As I’ve mentioned a few hundred times on here, I listen to a lot of podcasts. A few weeks ago there was a segment on This American Life (the radio show) that discussed a family that had opted out of vaccines for their children, had gone abroad and picked up the measles unaware and brought it back, accidentally exposed most of the town they lived in and caused a huge number of people to be quarantined and a couple of babies to die and several more to get very ill, all of whom were either too young to be vaccinated or had parents who had opted out of the shots. That kind of thing makes me worried and a little angry. Heck, there was a chicken pox case at work and I was a bit panicky until I had determined that Lilli had already had the varicella vaccine, and that's usually just a pretty minor disease. If a person lived on an island and never saw anyone but their family, their decision to vaccinate or not would be completely personal and based on the needs of their child. And I would support it 100% But that's not the way it is. Measles, for instance, lingers in the air for hours after you leave a place. It's ridiculously contagious. Nobody lives in a bubble. So if your decision to protect your child in one way affects the health of my child in another way, then we are going to have words.

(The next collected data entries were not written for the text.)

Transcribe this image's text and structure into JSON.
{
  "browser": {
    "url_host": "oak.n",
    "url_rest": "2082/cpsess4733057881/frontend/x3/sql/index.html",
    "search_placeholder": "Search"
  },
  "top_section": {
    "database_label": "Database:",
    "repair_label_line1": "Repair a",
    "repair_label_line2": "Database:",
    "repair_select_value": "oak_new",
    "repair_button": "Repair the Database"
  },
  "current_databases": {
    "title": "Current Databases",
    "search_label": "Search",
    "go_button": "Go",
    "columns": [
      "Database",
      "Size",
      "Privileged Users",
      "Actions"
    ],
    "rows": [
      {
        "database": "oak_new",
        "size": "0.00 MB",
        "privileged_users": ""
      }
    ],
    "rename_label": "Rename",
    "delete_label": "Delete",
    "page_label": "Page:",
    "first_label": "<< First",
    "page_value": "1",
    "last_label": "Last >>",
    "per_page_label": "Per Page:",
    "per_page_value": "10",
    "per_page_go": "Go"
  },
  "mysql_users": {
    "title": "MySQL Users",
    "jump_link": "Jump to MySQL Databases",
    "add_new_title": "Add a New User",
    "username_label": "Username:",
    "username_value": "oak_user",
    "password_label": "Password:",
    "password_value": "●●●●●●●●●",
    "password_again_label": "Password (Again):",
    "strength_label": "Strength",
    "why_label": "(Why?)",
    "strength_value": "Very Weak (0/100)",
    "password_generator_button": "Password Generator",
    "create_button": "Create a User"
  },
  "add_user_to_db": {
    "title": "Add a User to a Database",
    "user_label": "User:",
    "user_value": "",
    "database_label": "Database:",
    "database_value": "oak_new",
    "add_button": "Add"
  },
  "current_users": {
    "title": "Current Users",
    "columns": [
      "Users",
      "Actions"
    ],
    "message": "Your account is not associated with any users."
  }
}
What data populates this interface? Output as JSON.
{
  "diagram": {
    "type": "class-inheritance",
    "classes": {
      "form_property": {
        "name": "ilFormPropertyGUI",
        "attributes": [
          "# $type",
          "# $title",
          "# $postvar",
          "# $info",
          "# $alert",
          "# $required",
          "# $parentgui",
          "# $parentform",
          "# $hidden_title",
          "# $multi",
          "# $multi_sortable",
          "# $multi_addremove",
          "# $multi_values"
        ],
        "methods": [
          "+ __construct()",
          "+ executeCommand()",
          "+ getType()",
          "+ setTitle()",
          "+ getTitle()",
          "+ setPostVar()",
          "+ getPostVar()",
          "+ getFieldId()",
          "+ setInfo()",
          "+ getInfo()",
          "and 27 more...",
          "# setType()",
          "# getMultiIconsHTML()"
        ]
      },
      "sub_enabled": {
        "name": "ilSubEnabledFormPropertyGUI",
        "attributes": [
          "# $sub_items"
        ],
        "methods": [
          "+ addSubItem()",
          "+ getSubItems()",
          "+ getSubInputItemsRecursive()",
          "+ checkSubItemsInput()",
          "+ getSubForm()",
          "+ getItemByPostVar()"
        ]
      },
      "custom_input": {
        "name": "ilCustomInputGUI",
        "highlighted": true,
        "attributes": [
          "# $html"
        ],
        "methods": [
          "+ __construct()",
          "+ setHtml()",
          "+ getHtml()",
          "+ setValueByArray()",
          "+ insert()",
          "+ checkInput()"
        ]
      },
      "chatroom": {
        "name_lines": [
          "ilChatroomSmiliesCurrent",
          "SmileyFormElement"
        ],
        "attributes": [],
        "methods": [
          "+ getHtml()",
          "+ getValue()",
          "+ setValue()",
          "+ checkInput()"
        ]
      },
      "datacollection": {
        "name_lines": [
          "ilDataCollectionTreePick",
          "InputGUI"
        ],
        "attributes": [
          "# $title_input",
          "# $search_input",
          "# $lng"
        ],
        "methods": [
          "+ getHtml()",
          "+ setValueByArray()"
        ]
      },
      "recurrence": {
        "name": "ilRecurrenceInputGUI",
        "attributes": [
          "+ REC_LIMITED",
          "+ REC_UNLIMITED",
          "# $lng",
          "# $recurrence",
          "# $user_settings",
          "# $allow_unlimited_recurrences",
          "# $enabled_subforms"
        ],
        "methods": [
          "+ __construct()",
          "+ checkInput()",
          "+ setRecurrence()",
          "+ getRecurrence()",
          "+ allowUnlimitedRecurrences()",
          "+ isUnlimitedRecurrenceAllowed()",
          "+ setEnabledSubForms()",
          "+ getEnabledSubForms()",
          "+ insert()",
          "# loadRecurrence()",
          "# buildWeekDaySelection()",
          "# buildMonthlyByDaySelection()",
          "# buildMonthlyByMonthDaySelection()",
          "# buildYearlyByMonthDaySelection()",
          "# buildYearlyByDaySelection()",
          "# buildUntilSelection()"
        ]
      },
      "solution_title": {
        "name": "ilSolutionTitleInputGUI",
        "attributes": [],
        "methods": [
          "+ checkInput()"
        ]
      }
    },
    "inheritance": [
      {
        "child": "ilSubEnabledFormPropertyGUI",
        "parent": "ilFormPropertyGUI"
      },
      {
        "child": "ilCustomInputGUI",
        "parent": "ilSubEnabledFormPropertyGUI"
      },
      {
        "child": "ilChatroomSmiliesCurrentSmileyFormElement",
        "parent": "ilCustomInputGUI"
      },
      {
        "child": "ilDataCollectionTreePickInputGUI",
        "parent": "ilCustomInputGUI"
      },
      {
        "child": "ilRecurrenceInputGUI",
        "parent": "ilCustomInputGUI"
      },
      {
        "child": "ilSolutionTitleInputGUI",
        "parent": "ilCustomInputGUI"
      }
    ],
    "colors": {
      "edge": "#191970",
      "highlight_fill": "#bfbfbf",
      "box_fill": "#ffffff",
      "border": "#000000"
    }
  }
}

BUT, it is easy for me to say that despite any risks and my flirting with panic attacks as the needles approach, that we will vaccinate. As I said, neither of my girls have ever had a reaction to a shot, and have barely even had a fever. But my friend's little girl, who I love like my own, had a pretty scary possible-seizure-or-at-least-we're-calling-it-a-neurological-event reaction to her 12 month vaccines. And as a result of this, and quite possibly as a result of reading too much about Autism (which is also the case for me), my friend (who used to be in the worth-the-risks camp with me) has decided not give her daughter any more vaccines. Possibly she will later if forced, possibly never. And even though I think it's risky and it freaks me out that this little girl could either start or be the victim of some kind of epidemic, I can't say that I wouldn't make the same decision if I would have gone through that event with my child. But for right now? I will take a chill pill and we go get those shots


There. *whew!* I’ve said my piece. Heavy stuff for a ramble, I know, but a big number of posts deserves a big topic, right?

Happy 100 to me!

1 comment:

Sprite's Keeper said...

Happy 100th! I know what you're referring to, and I also wonder if I would be "up to snuff" having an Autistic child. If I was half the mother you know who is, who actually does her homework, and is proactive in making sure her kids are acknowledged and helped, then I wouldn't be so nuerotic as I am. I'm like you in that I would rather take the chance of a special needs child than take the bigger chance of not vaccinating. Great topic, Rachel.